Miss USA defends swimsuit competition, calling it 'empowering'

A separate competition, Miss America, is ending its swimsuit competition.

July 4, 2018, 4:28 AM

Shortly after Miss America made headlines with a bombshell announcement that it's scrapping its swimsuit competition, the newly crowned winner of the separate Miss USA pageant spoke out about the inclusion of swimsuit competitions, calling them "empowering."

"It's just exciting and it's empowering to be able to confidently stand on that stage and just have fun in the swimsuit," the reining Miss USA Sarah Rose Summers told ABC News' Linsey Davis.

"It takes confidence unlike anything else -- true confidence -- not just on the outside that you're exuding to the judges and the audience and the millions of people watching at home, but inner confidence," Summers said.

Summers, 23, is the first woman from Nebraska to win the Miss USA title since the pageant began in 1952.

PHOTO: Miss Nebraska Sarah Rose Summers competes in the swimsuit portion of the 2018 Miss USA Competition at George's Pond at Hirsch Coliseum on May 21, 2018 in Shreveport, La.
Miss Nebraska Sarah Rose Summers competes in the swimsuit portion of the 2018 Miss USA Competition at George's Pond at Hirsch Coliseum on May 21, 2018 in Shreveport, La.
Matt Sullivan/Getty Images

Her comments come on the heels of last month's announcement that Miss America, which is not associated with the Miss USA pageant, would eliminate the swimsuit competition after including it for nearly a century.

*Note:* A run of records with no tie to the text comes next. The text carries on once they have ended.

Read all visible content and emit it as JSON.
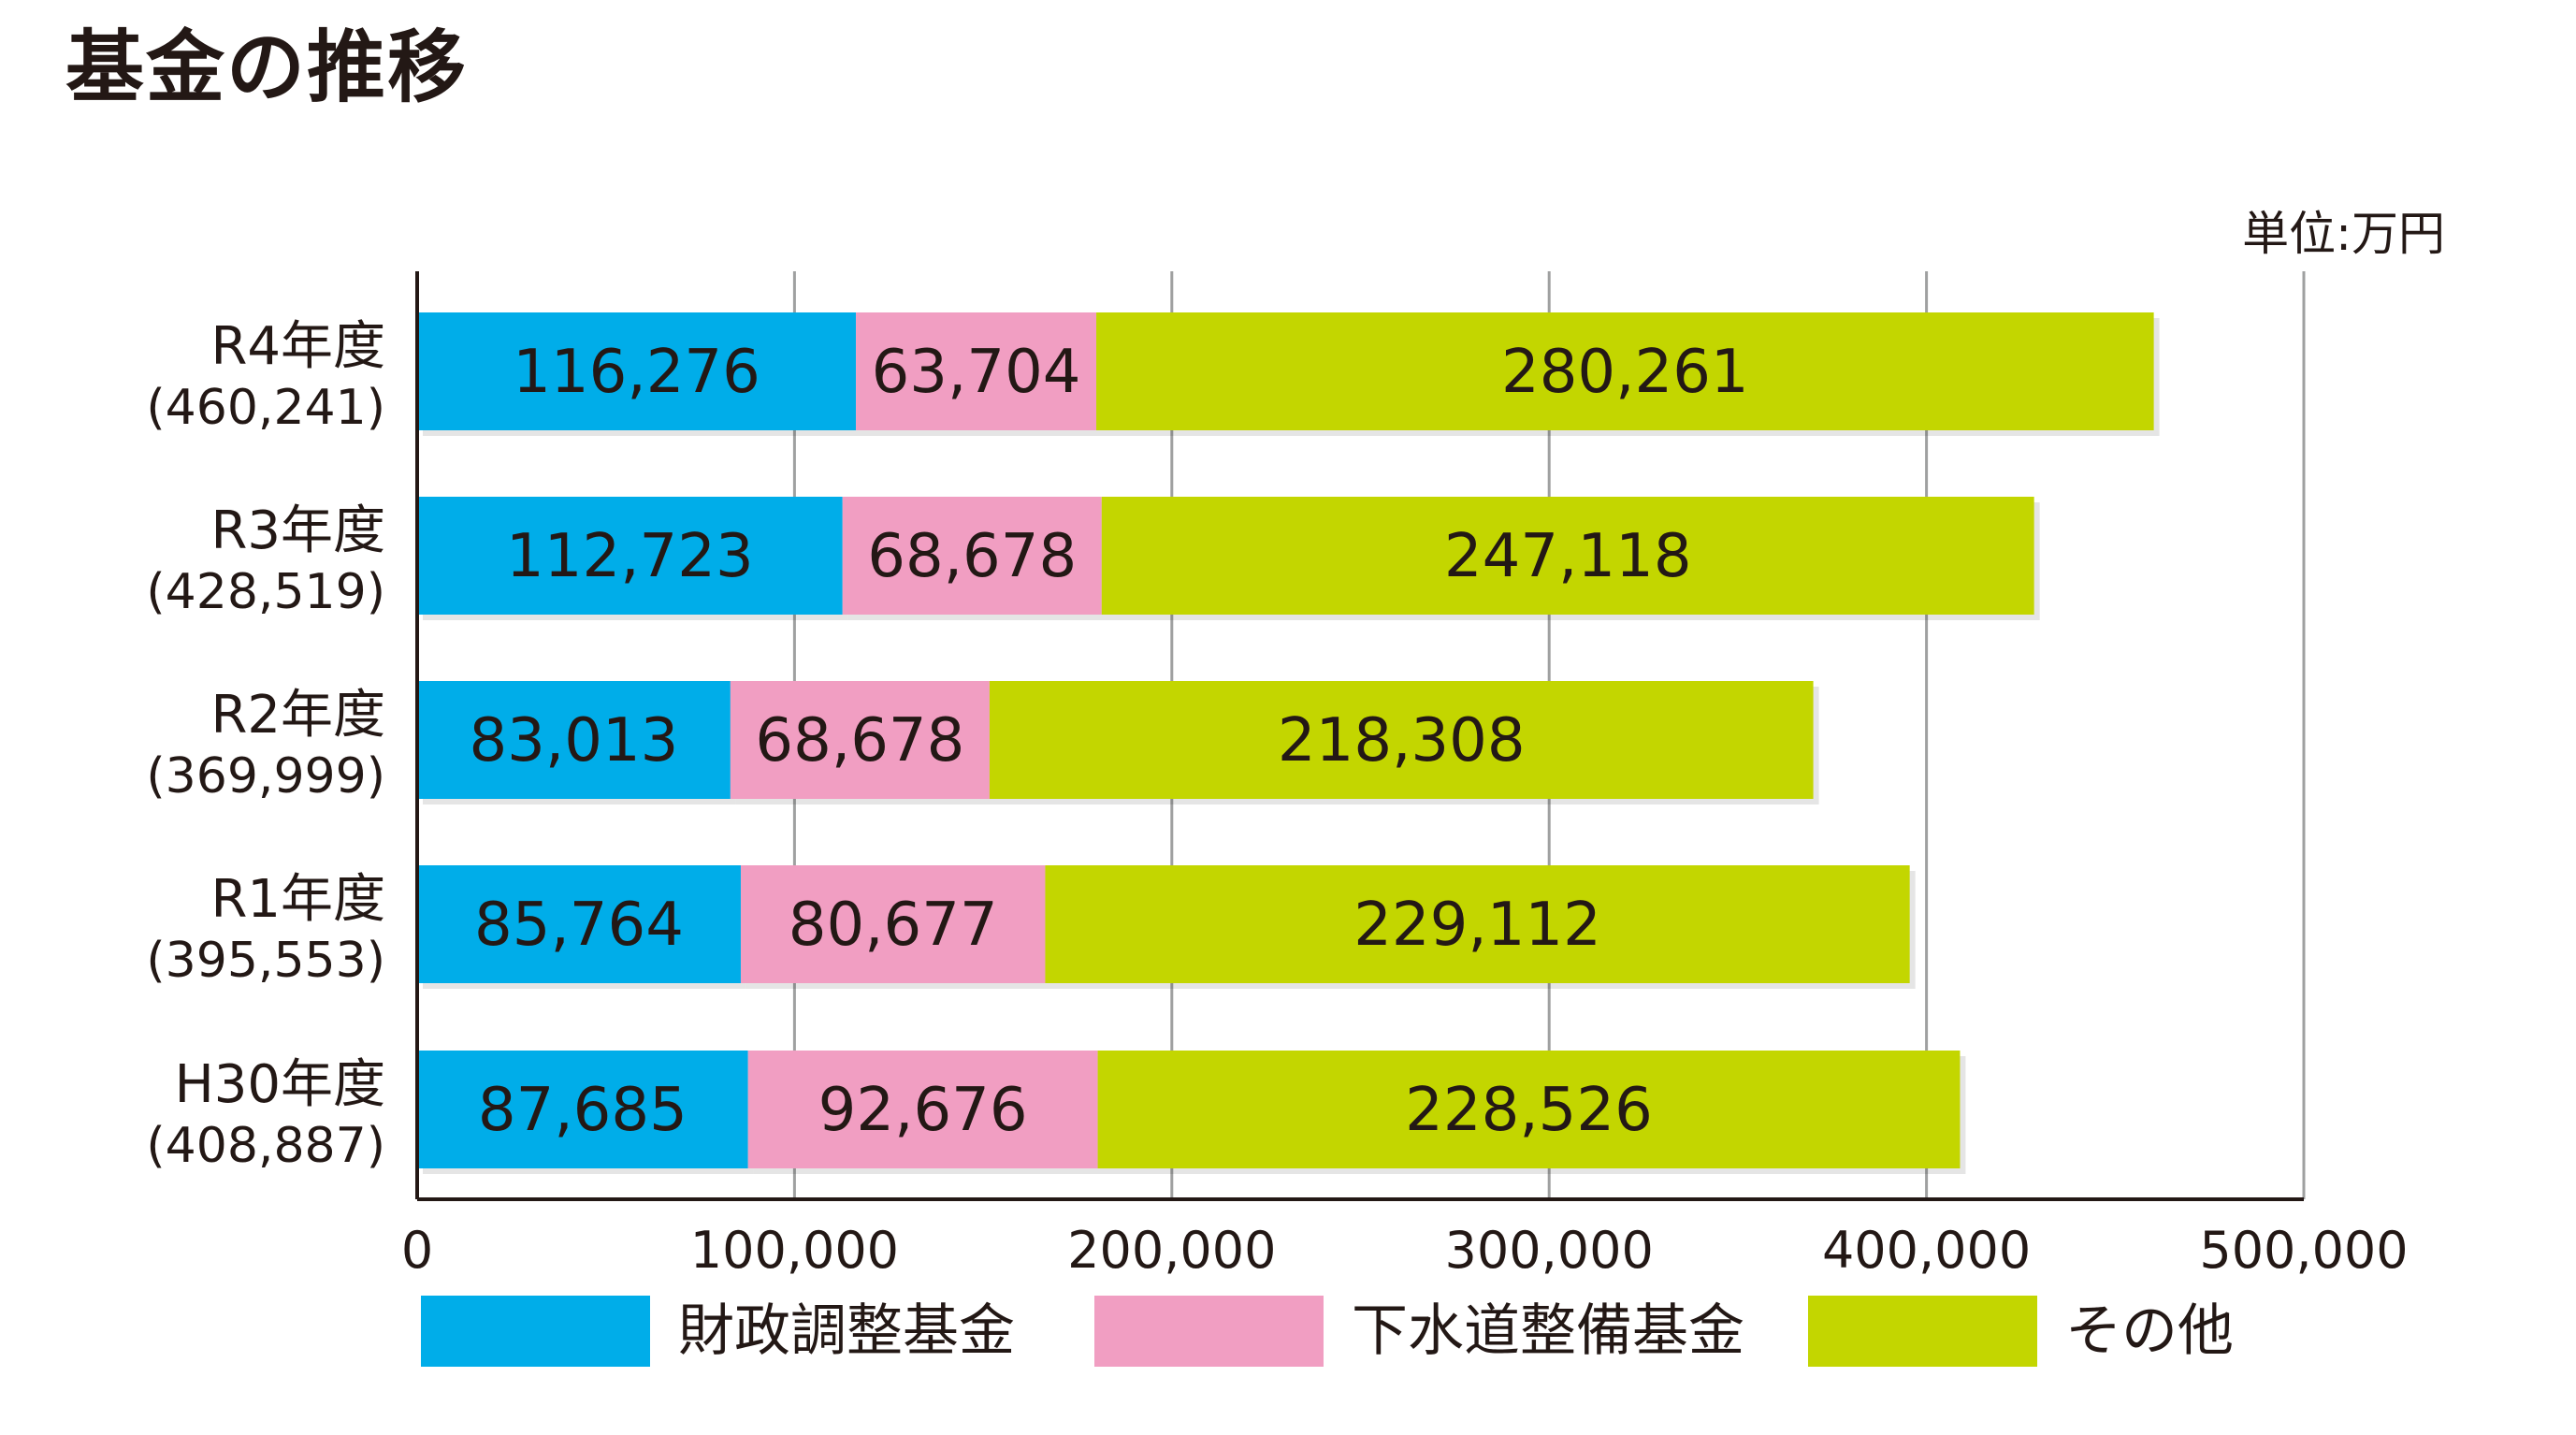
{
  "title": "基金の推移",
  "unit": "単位:万円",
  "colors": {
    "series": [
      "#00ade9",
      "#f19ec2",
      "#c3d600"
    ],
    "grid": "#9fa0a0",
    "axis": "#231815"
  },
  "chart_data": {
    "type": "bar",
    "orientation": "horizontal",
    "stacked": true,
    "title": "基金の推移",
    "unit": "単位:万円",
    "categories": [
      "R4年度",
      "R3年度",
      "R2年度",
      "R1年度",
      "H30年度"
    ],
    "category_totals": [
      "(460,241)",
      "(428,519)",
      "(369,999)",
      "(395,553)",
      "(408,887)"
    ],
    "series": [
      {
        "name": "財政調整基金",
        "values": [
          116276,
          112723,
          83013,
          85764,
          87685
        ],
        "labels": [
          "116,276",
          "112,723",
          "83,013",
          "85,764",
          "87,685"
        ]
      },
      {
        "name": "下水道整備基金",
        "values": [
          63704,
          68678,
          68678,
          80677,
          92676
        ],
        "labels": [
          "63,704",
          "68,678",
          "68,678",
          "80,677",
          "92,676"
        ]
      },
      {
        "name": "その他",
        "values": [
          280261,
          247118,
          218308,
          229112,
          228526
        ],
        "labels": [
          "280,261",
          "247,118",
          "218,308",
          "229,112",
          "228,526"
        ]
      }
    ],
    "xlim": [
      0,
      500000
    ],
    "x_ticks": [
      0,
      100000,
      200000,
      300000,
      400000,
      500000
    ],
    "x_tick_labels": [
      "0",
      "100,000",
      "200,000",
      "300,000",
      "400,000",
      "500,000"
    ],
    "grid": true,
    "legend": "bottom"
  }
}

"We are no longer a pageant," Gretchen Carlson, the chair of the Board of Trustees of the Miss America Organization, said on "GMA" in June. "We are a competition."

PHOTO: Miss Nevada-Carolina Urrea, Miss North Carolina-Caelynn Miller-Keyes and Miss Nebraska- Sarah Rose Summers at the 2018 MISS USA Competition airing on May 21, 2018 on FOX.
Miss Nevada-Carolina Urrea, Miss North Carolina-Caelynn Miller-Keyes and Miss Nebraska- Sarah Rose Summers at the 2018 MISS USA Competition airing on May 21, 2018 on FOX.
FOX via Getty Images

While Summers acknowledged that she doesn't know what the future holds, she believes there is still a place for the swimsuit competition in pageantry.

In the Miss USA pageant, the swimsuit portion "has been the longest standing phase of competition" and the "tradition is huge," she added.

PHOTO: Miss Nebraska, Sarah Rose Summers, center, is named MISS USA at the 2018 MISS USA Competition airing on May 21 on Fox.
Miss Nebraska, Sarah Rose Summers, center, is named MISS USA at the 2018 MISS USA Competition airing on May 21 on Fox.
FOX via Getty Images

Summers, who formerly worked as a fitness instructor, also acknowledged the criticism that she only likes the swimsuit portion of the competition because she has good genetics and the physique of a full-time Pilates teacher.

"I have worked my booty off to be where I am," she said. "It's not just handed to me on a silver platter -- I don't have amazing metabolism."

PHOTO: Gretchen Carlson participates in the BUILD Speaker Series in New York, Oct. 17, 2017.
Gretchen Carlson participates in the BUILD Speaker Series in New York, Oct. 17, 2017.
Andy Kropa/Invision via AP

For all the young girls that are tuning in to the competition, Summers said she would tell them "don't fall to self-comparison to others" and instead "just empower each other."

"Be each others' best cheerleaders, rather than critics, because that's what is going to bring ultimate happiness to yourself," she added.

Summers added that she believes that "in this Me Too movement time that we're in," women "should be empowering all other women’s decisions no matter what that is."

"I choose, all of us choose to compete in pageantry ... no one’s making us do that," she said. "I know that I’m getting up there and I’m standing on a stage in a swimsuit, and I get to rock all my hard work on that stage."

PHOTO: Miss Texas Margana Wood reacts after advancing from the swimsuit component of the Miss America competition in Atlantic City, New Jersey, on Sept. 10, 2017.
Miss Texas Margana Wood reacts after advancing from the swimsuit component of the Miss America competition in Atlantic City, New Jersey, on Sept. 10, 2017.